Resources for language-building

Educators have access to a number of different bodies of contemporary language usage. The MICUSP database is quite small, but there are others such as the Corpus of Contemporary American English (COCA English), which indexes many more types of text, including television scripts, online articles & comments, and contemporary literature. Educators can use the database most suited to their particular context, or cross-reference between corpora for the weighted results, as summarised below:

 

Publicly-Available Corpora of English

Corpus of Contemporary American English (COCA)

This is the largest commonly-used corpus of ‘all’ American English. This makes it a good choice for assessing important language chunks for public communication that students do (for example, in public speeches, project-based learning experiences, extracurricular competitions, etc.).

Corpus of Historical American English (COHA)

This is a large corpus of historical American English (going back to the 1820s).
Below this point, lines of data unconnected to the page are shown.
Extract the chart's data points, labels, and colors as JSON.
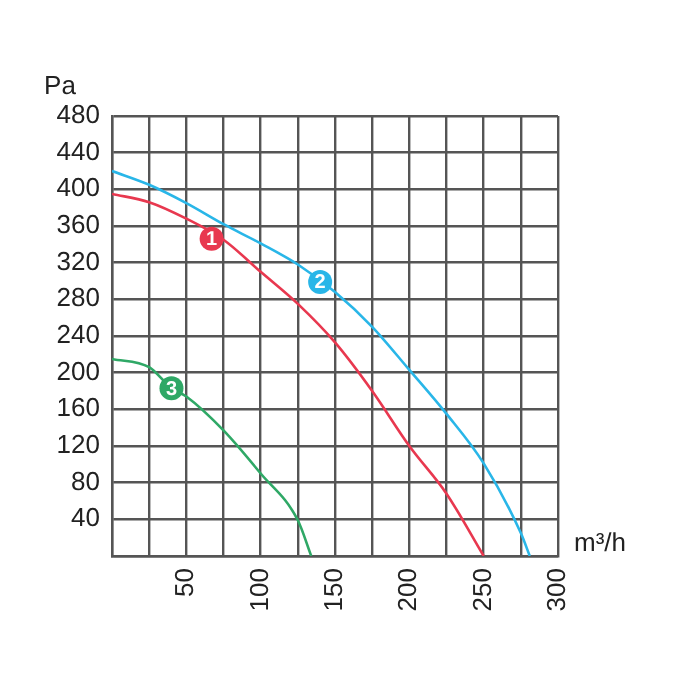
{
  "chart_data": {
    "type": "line",
    "xlabel": "m³/h",
    "ylabel": "Pa",
    "xlim": [
      0,
      300
    ],
    "ylim": [
      0,
      480
    ],
    "xticks": [
      {
        "value": 0,
        "label": null
      },
      {
        "value": 25,
        "label": null
      },
      50,
      {
        "value": 75,
        "label": null
      },
      100,
      {
        "value": 125,
        "label": null
      },
      150,
      {
        "value": 175,
        "label": null
      },
      200,
      {
        "value": 225,
        "label": null
      },
      250,
      {
        "value": 275,
        "label": null
      },
      300
    ],
    "yticks": [
      {
        "value": 0,
        "label": null
      },
      40,
      80,
      120,
      160,
      200,
      240,
      280,
      320,
      360,
      400,
      440,
      480
    ],
    "grid": true,
    "legend": false,
    "marker": "none",
    "line_style": "solid",
    "series": [
      {
        "color": "#e8384f",
        "x": [
          0,
          25,
          50,
          75,
          100,
          125,
          150,
          175,
          200,
          225,
          250
        ],
        "values": [
          395,
          386,
          368,
          345,
          310,
          275,
          233,
          180,
          120,
          68,
          0
        ]
      },
      {
        "color": "#29b6e8",
        "x": [
          0,
          25,
          50,
          75,
          100,
          125,
          150,
          175,
          200,
          225,
          250,
          275,
          281
        ],
        "values": [
          420,
          405,
          385,
          362,
          341,
          318,
          288,
          250,
          203,
          155,
          101,
          25,
          0
        ]
      },
      {
        "color": "#2fa866",
        "x": [
          0,
          25,
          40,
          50,
          75,
          100,
          125,
          134
        ],
        "values": [
          215,
          206,
          183,
          174,
          137,
          90,
          39,
          0
        ]
      }
    ],
    "annotations": [
      {
        "text": "1",
        "x": 67,
        "y": 346
      },
      {
        "text": "2",
        "x": 140,
        "y": 299
      },
      {
        "text": "3",
        "x": 40,
        "y": 183
      }
    ]
  }
}
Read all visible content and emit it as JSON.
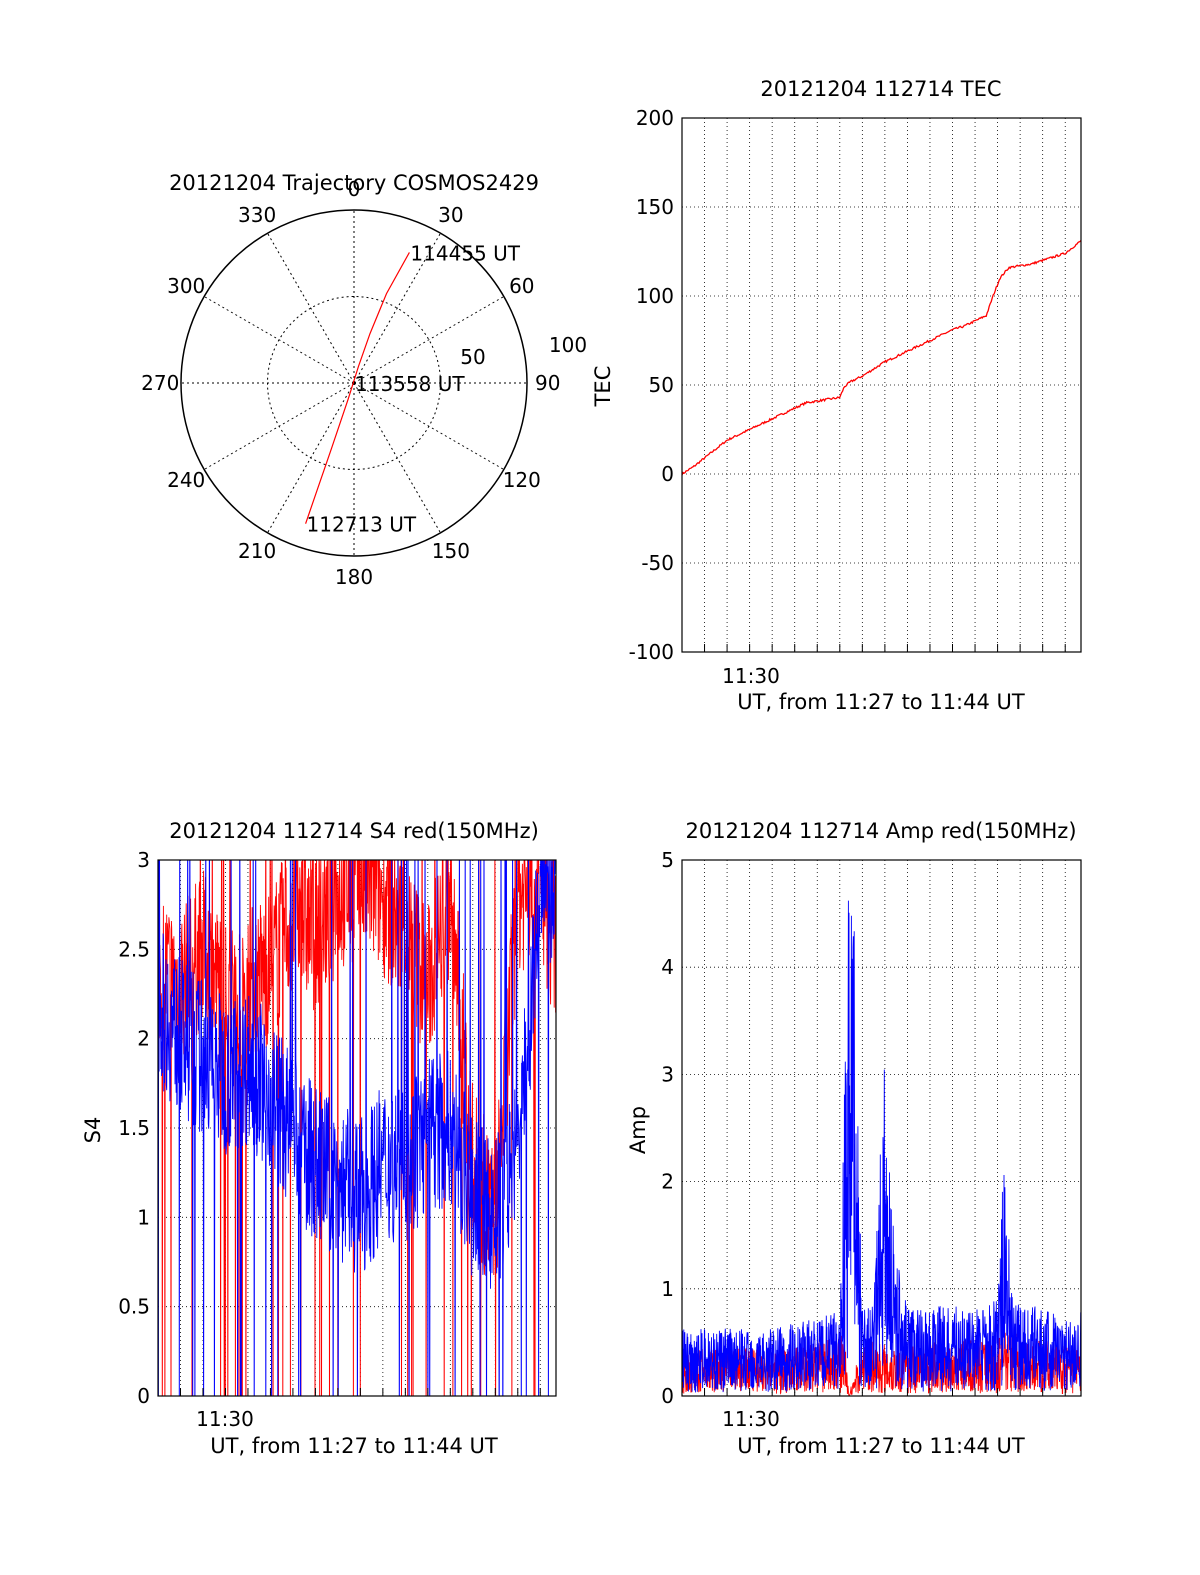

This makes it a useful tool for figuring out which language chunks will be needed for students to read historical documents from the relatively recent past, though it’s of limited use when looking at sources from the Early Modern, Medieval, or Classical periods.

The Hansard Corpus

The Hansard Corpus is a collection of speeches given in the British Parliament from the early 1800s to the early 2000s. It can be useful for augmenting other corpora (like the COHA) to figure out which chunks of language students will need to understand historical texts from the past two hundred years.

The TIME Corpus

The TIME corpus is a collection of articles from over nearly a century of that magazine’s publication. This makes it useful for figuring out which language chunks students will need to understand popular writing in a variety of genres.

The Wikipedia Corpus

The Wikipedia Corpus offers the chance to look at specifically online English, which is helpful for supporting students who want to engage in online discourse across the curriculum.

The result is a collection of resources that can help guide teachers in supporting the development of subject-specific literacy. All teachers have to teach components of literacy. Whatever their subject discipline, taking an approach that identifies the highest-frequency chunks of language in a discipline can get students writing earlier in a course, more effectively in a course, and more confidently across all their courses.

 Tristan Reynolds is a curricular and instructional leader, developing frameworks, practices, and documentation that support educators integrating Project-Based Learning and Education for Sustainable Development across a school’s curriculum.